Interviewing People
09.27.2009 Things I've noticed over the years:
--The more affluent the person, the less likely they are to give you an on camera interview, but the more likely they are to bore you with their ideas and theories about whatever it is you're covering.
--People aged 5-25, and 60-90 almost always want to be on TV. In between, it's a toss up.
--The interior of the average person's home is freaky. As in cluttermania. There are more hoarders than you realize.

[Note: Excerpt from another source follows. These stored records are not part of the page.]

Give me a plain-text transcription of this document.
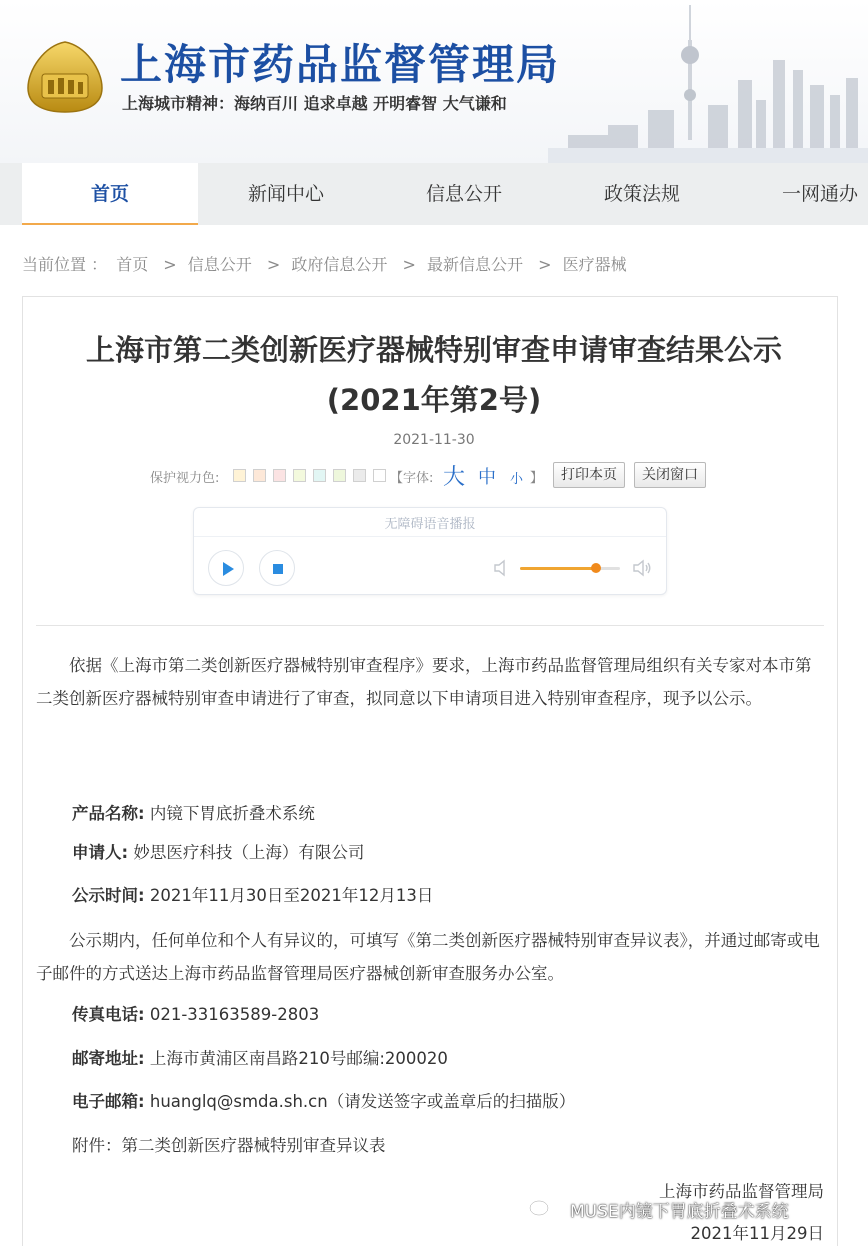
上海市药品监督管理局
上海城市精神：海纳百川 追求卓越 开明睿智 大气谦和
首页	新闻中心	信息公开	政策法规	一网通办
当前位置 ： 首页 > 信息公开 > 政府信息公开 > 最新信息公开 > 医疗器械
上海市第二类创新医疗器械特别审查申请审查结果公示
(2021年第2号)
2021-11-30
保护视力色:	【字体: 大 中 小 】	打印本页	关闭窗口
无障碍语音播报
依据《上海市第二类创新医疗器械特别审查程序》要求，上海市药品监督管理局组织有关专家对本市第二类创新医疗器械特别审查申请进行了审查，拟同意以下申请项目进入特别审查程序，现予以公示。
产品名称: 内镜下胃底折叠术系统
申请人: 妙思医疗科技（上海）有限公司
公示时间: 2021年11月30日至2021年12月13日
公示期内，任何单位和个人有异议的，可填写《第二类创新医疗器械特别审查异议表》，并通过邮寄或电子邮件的方式送达上海市药品监督管理局医疗器械创新审查服务办公室。
传真电话: 021-33163589-2803
邮寄地址: 上海市黄浦区南昌路210号邮编:200020
电子邮箱: huanglq@smda.sh.cn（请发送签字或盖章后的扫描版）
附件：第二类创新医疗器械特别审查异议表
上海市药品监督管理局
2021年11月29日
MUSE内镜下胃底折叠术系统
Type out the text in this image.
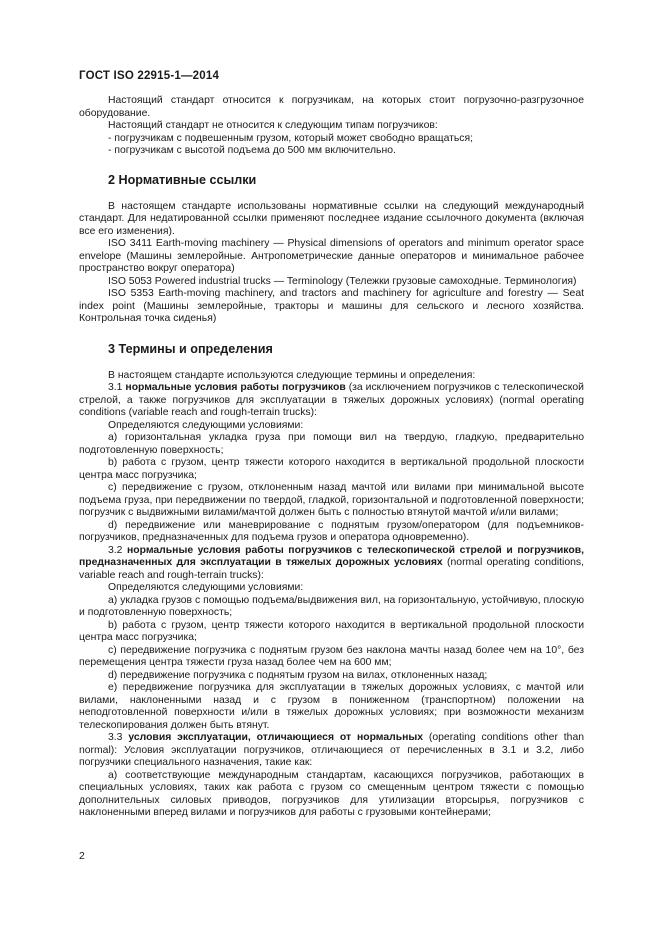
ГОСТ ISO 22915-1—2014

Настоящий стандарт относится к погрузчикам, на которых стоит погрузочно-разгрузочное оборудование.

Настоящий стандарт не относится к следующим типам погрузчиков:

- погрузчикам с подвешенным грузом, который может свободно вращаться;

- погрузчикам с высотой подъема до 500 мм включительно.

2 Нормативные ссылки

В настоящем стандарте использованы нормативные ссылки на следующий международный стандарт. Для недатированной ссылки применяют последнее издание ссылочного документа (включая все его изменения).

ISO 3411 Earth-moving machinery — Physical dimensions of operators and minimum operator space envelope (Машины землеройные. Антропометрические данные операторов и минимальное рабочее пространство вокруг оператора)

ISO 5053 Powered industrial trucks — Terminology (Тележки грузовые самоходные. Терминология)

ISO 5353 Earth-moving machinery, and tractors and machinery for agriculture and forestry — Seat index point (Машины землеройные, тракторы и машины для сельского и лесного хозяйства. Контрольная точка сиденья)

3 Термины и определения

В настоящем стандарте используются следующие термины и определения:

3.1 нормальные условия работы погрузчиков (за исключением погрузчиков с телескопической стрелой, а также погрузчиков для эксплуатации в тяжелых дорожных условиях) (normal operating conditions (variable reach and rough-terrain trucks):

Определяются следующими условиями:

а) горизонтальная укладка груза при помощи вил на твердую, гладкую, предварительно подготовленную поверхность;

b) работа с грузом, центр тяжести которого находится в вертикальной продольной плоскости центра масс погрузчика;

c) передвижение с грузом, отклоненным назад мачтой или вилами при минимальной высоте подъема груза, при передвижении по твердой, гладкой, горизонтальной и подготовленной поверхности; погрузчик с выдвижными вилами/мачтой должен быть с полностью втянутой мачтой и/или вилами;

d) передвижение или маневрирование с поднятым грузом/оператором (для подъемников-погрузчиков, предназначенных для подъема грузов и оператора одновременно).

3.2 нормальные условия работы погрузчиков с телескопической стрелой и погрузчиков, предназначенных для эксплуатации в тяжелых дорожных условиях (normal operating conditions, variable reach and rough-terrain trucks):

Определяются следующими условиями:

а) укладка грузов с помощью подъема/выдвижения вил, на горизонтальную, устойчивую, плоскую и подготовленную поверхность;

b) работа с грузом, центр тяжести которого находится в вертикальной продольной плоскости центра масс погрузчика;

c) передвижение погрузчика с поднятым грузом без наклона мачты назад более чем на 10°, без перемещения центра тяжести груза назад более чем на 600 мм;

d) передвижение погрузчика с поднятым грузом на вилах, отклоненных назад;

e) передвижение погрузчика для эксплуатации в тяжелых дорожных условиях, с мачтой или вилами, наклоненными назад и с грузом в пониженном (транспортном) положении на неподготовленной поверхности и/или в тяжелых дорожных условиях; при возможности механизм телескопирования должен быть втянут.

3.3 условия эксплуатации, отличающиеся от нормальных (operating conditions other than normal): Условия эксплуатации погрузчиков, отличающиеся от перечисленных в 3.1 и 3.2, либо погрузчики специального назначения, такие как:

а) соответствующие международным стандартам, касающихся погрузчиков, работающих в специальных условиях, таких как работа с грузом со смещенным центром тяжести с помощью дополнительных силовых приводов, погрузчиков для утилизации вторсырья, погрузчиков с наклоненными вперед вилами и погрузчиков для работы с грузовыми контейнерами;

2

--The more self important someone thinks they are, the more cautious they will be when you request an interview. To the point where you drive 45 minutes out of your way to talk to them about their experience on a flight when someone stripped naked, punched a woman, and had to be arrested after an emergency landing. And then you get to their home and they come outside and say, "I'm renegging on my offer to do the interview. I have a family and two kids and what if someone from Oakland sees this?" First, how annoying you would use the word "renege," you self important moron. And second, what the F do you mean by "what if someone from Oakland sees this?" Are you saying that because the suspect was black and he might have black friends in Oakland that are going to CARE enought about your pansy ass to find you? When your full name and city you live in has already been in the paper? Biatch please!
--People will see you approach with a microphone, and a photographer with a giant TV camera on his shoulder, wait for you to explain the whole story, nodding their heads and making all sorts of comments, and then when you're ready to get their reaction, they say, "Oh, you want me to talk on camera? No way!" Why can't they just say, "no thanks" from the get go?!
--They love to say how much shorter/taller/prettier/younger/older/fatter/skinnier/bigger/smaller you look in person. And usually they mean it as a compliment. Unless they're Asian. Then they just mean what they say, period.
--You could have the craziest teeth, be missing one eyebrow, or have 7 hairs growing out of a mole on your chin, if I'm in a giant hurry to make deadline, and you say yes and give me some sort of soundbite I can use for my story, I don't even notice what you look like. Until I review the tape. Then I'm like, "What? How did I not notice my key interview has meth mouth?" And the photog's like, "Oh my God. What crack were you smoking? How could you NOT notice that?"
--"Experts" who think they are THE shiznat, are often overly technical and offer sentences that are so long you know your audience will forget what they started talking about and then you have to work extra hard to re-ask your question 4 more times without sounding like a dolt. Because these types of "experts" already think journalists are idiots.
--Politicians who want you to cover every ribbon cutting and pancake social, then get pissed off when you call them for comment on something in their district. One pol actually answered her phone, then began talking about herself in the third person. As in, "Ms. X is not here." I was like, "Do you know when she'll be in?" And she goes, "No. And don't call Ms. X at her home number." Then I said, "Umm, is THIS Ms. X?" And she said, "Yes, and I don't want to be called at home." OH KAY. Well then don't give us your home number for our station rolodex. And don't freaking PRETEND you're not you when we call. WEIRDO.